INSIDE by Playdead games

started2019-09-02statusfinished

I played this game on an early morning train ride heading back home after a family vacation. I was inspired to do so by this tweet. Having finished the game, I agree with it completely. In the entire approximately 4 hour game, and through countless gorgeous, eerie scenes, there was a single moment that seemed unnatural (a character disappeared behind a door before the door was done closing). That's an incredible achievement given the richness of the game's world and diversity of environments. This includes the sounds, the animations, the physics, and I'm sure many more things that I appreciated but did not notice.

One thing I did not expect to appreciate as much as I did was the camerawork. It flows seamlessly throughout this unbroken side-scrolling world following you in every direction you go. Given the games 3D environments but side scrolling perspective the camera can do some pretty cool things to create very powerful but framings. Also, it responds so well to the players actions.

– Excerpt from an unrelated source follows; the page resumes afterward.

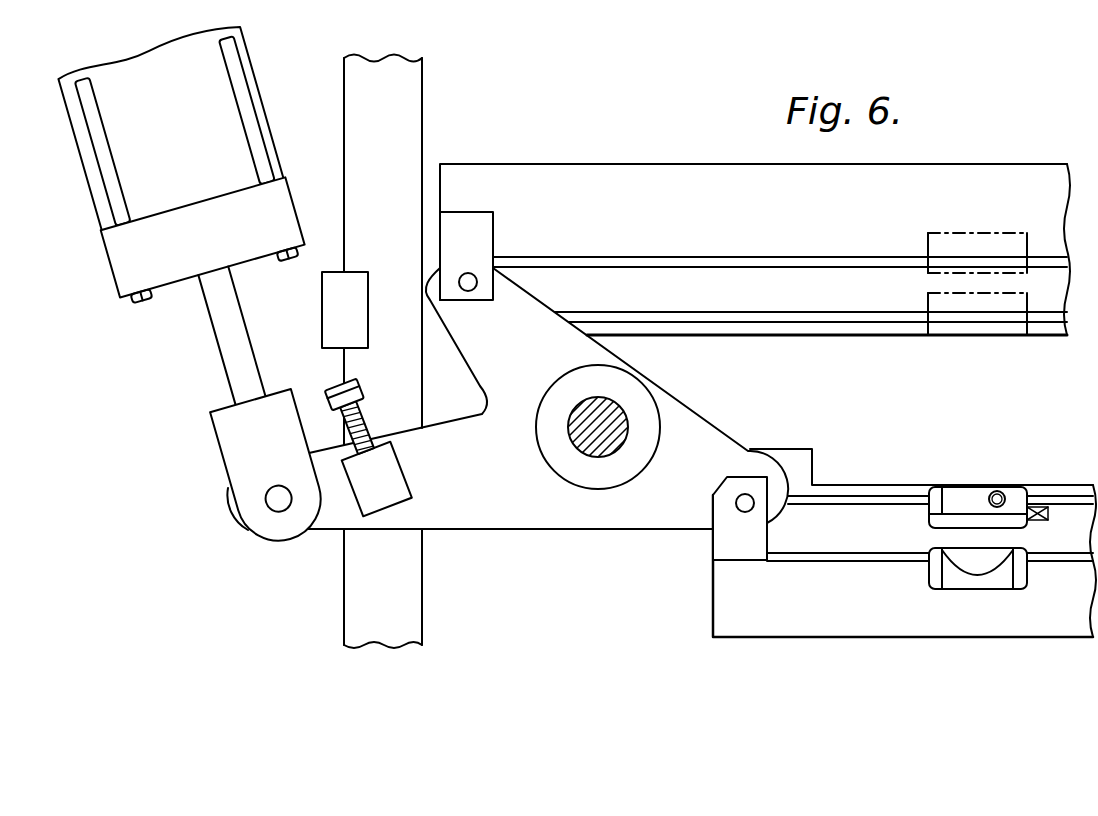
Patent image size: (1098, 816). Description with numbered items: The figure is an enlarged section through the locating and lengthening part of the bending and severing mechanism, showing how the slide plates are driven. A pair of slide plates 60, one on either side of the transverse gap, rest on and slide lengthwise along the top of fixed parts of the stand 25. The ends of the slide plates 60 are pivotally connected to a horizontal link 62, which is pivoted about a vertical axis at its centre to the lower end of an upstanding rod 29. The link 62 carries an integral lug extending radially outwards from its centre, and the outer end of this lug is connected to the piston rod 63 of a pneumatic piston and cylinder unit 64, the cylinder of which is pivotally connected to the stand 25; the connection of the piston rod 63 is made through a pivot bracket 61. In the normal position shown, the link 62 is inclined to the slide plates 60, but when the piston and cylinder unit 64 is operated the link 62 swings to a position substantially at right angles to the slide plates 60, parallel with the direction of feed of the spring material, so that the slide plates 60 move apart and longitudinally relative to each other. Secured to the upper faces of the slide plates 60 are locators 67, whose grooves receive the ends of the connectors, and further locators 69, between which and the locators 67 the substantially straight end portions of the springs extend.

Take a look at this talk to see the amount of work they did to make the technical constraints of a game disappear at playtime.

Gameplay

I'd heard this game described as a puzzle platformer which was open-ended enough that I didn't really know what to expect going in. I vaguely thought I'd be moving around boxes, pushing levers, etc etc. There certainly was a bunch of that. But more so than any other game of the "genre" I've played, I forgot about the mechanics of it while playing. I was committed to each scene, trying to find the logic that would let me move forward and escape it. This was possible because of how wellthe puzzles were integrated into the logic of the world, which was constantly hinted and signalled to you, by environmental cues, sounds, past experience, etc. That's not to say the puzzles were easy, they just never felt arbitrary.

The game at points reminded me strongly of Journey. The way some moments feel like playable paintings with their visual composition and how the pace, tone, and music all line up to create these epic moments.

Also I hear the game takes a lot from Playdead's previous game, Limbo, which I very briefly began but didn't play.